I've started to put my New York Public library card to good use. Bob read an article in the New York Magazine about Elia Kazan and a new set of DVDs being released of vintage movies he directed. Instead of paying $200 to buy them, we are checking them out from the library. We watched Splendor in the Grass and On the Waterfront. Both great classics and interestingly both have significant religious themes to them. Natalie Wood, Warren Beatty, Marlon Brando---so amazing to see them at the beginning of their careers. I've now requested, A Tree Grows in Brooklyn, East of Eden, and A Face in the Crowd. I also requested Despicable Me, I am 1016th in line for one of 240 copies! When I check in the movies we just watched I will go back at a time when I can take a tour of the library. They have a number of different exhibits featured throughout the library at any given time so I am hoping to get to know my way around the library to take better advantage of all it has to offer.
Today we went to the Whitney Museum of American Art to see an exhibit by Edward Hopper. I've always loved Edward Hopper -- his work is very psychological -- how he depicts isolation and loneliness is powerful and timeless. His use of lighting and depicting everyday American scenes is a wondrous talent. See
http://whitney.org/Exhibitions/ModernLife for more info if interested. While there we also viewed a very unique exhibit by Charles LeDay. He specializes in making highly detailed tiny and endlessly numerous representations of all kinds of pottery, clothing, and other objects. His work is obsessive and amazing and some of it, quite funny with titles of many a play on words. I took a a couple of pictures before I was shut down by the museum security. Check them out to see the level of whimsey and obsessiveness with his work http://whitney.org/Exhibitions/CharlesLeDray. Bob and I very much enjoyed both exhibits, especially the Hopper exhibit.
ceiling lights as you walk into the Whitney foyer
imagines THOUSANDS more of these all individually painted bright colors
and THOUSANDS more painted black
titled Lace Underwear
After the Whitney, we walked to the Metropolitan Museum, they are only about a 10 minute walk apart which is so great. I love the concentration of museums in one area of Manhattan. It would be the one reason I could live on the Upper Eastside. We went to see a furniture exhibit of the works of Charles Rohlfs who preceded and overlapped with Stickley in the arts and crafts movement of furniture design (our Seattle house was of the Craftsmans tradition) http://www.metmuseum.org/special/se_event.asp?OccurrenceId={9FF56D61-D1D2-4050-BD35-37FD804A580D} and the photography exhibit of the works of Stieglitz, Strand, and Steichen
http://www.metmuseum.org/special/se_event.asp?OccurrenceId={EC47F3BF-9FEB-444B-BBF6-E81E4748C49F}
Both were extraordinary in their own way. After viewing such amazing photography it inspires you to want to take pictures. If we could have taken any one of the photos, we would have taken the one by Steichen of the Flatiron building. It's so captures the grandeur and sophistication of New York.

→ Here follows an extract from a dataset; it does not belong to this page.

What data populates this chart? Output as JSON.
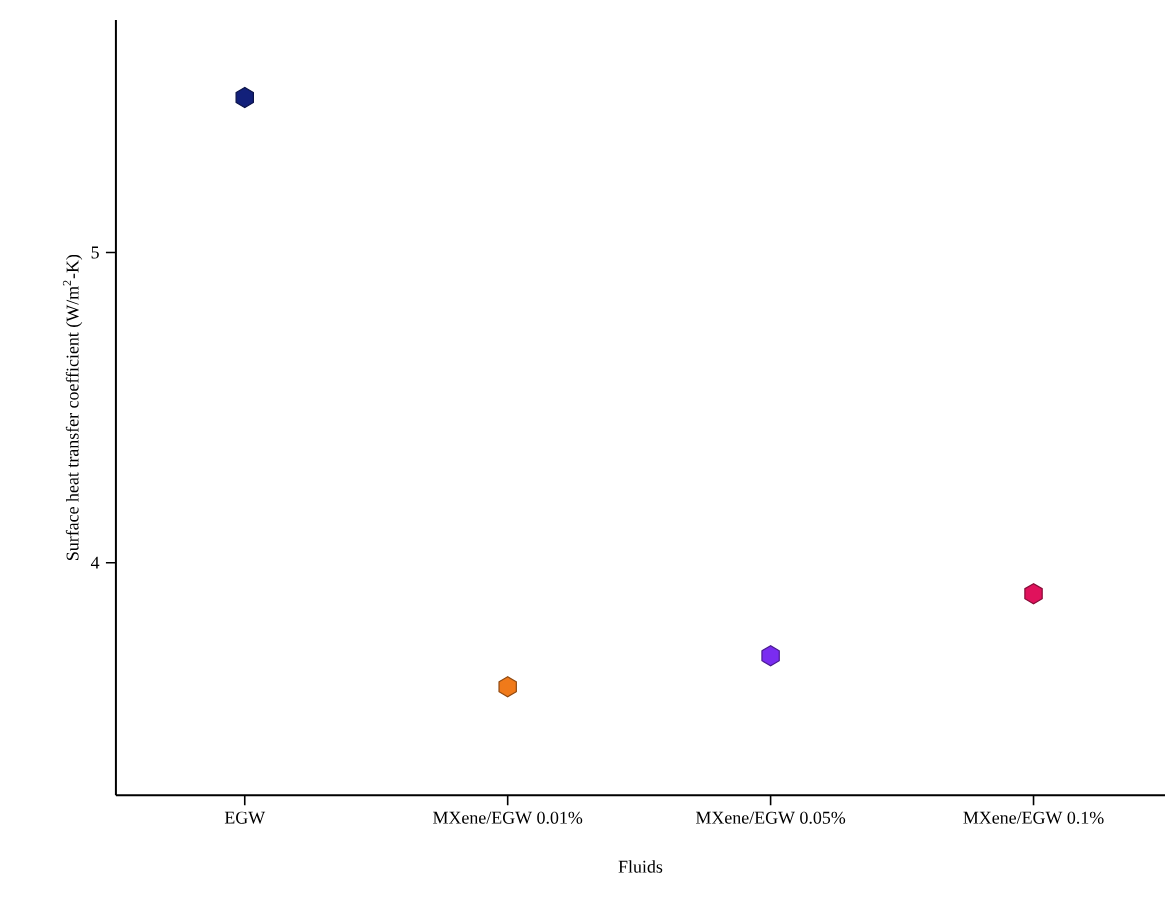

We took the subway to the museums, below are a few shots of the subway and also a look at what's left over of the snowfall and the holidays.
hard to make out but trees and trees lit along Park Avenue
Still dealing with the snow pushed to the curb
Doggies are having a hard time finding a place to do their business
Christmas is OVER! Trees tossed to the curb.
Tomorrow we make our second foray into Brooklyn, though we will essentially cover the same ground--Park Slope area. We are visiting a new New Yorker of two months, Lena May, and her very proud parents.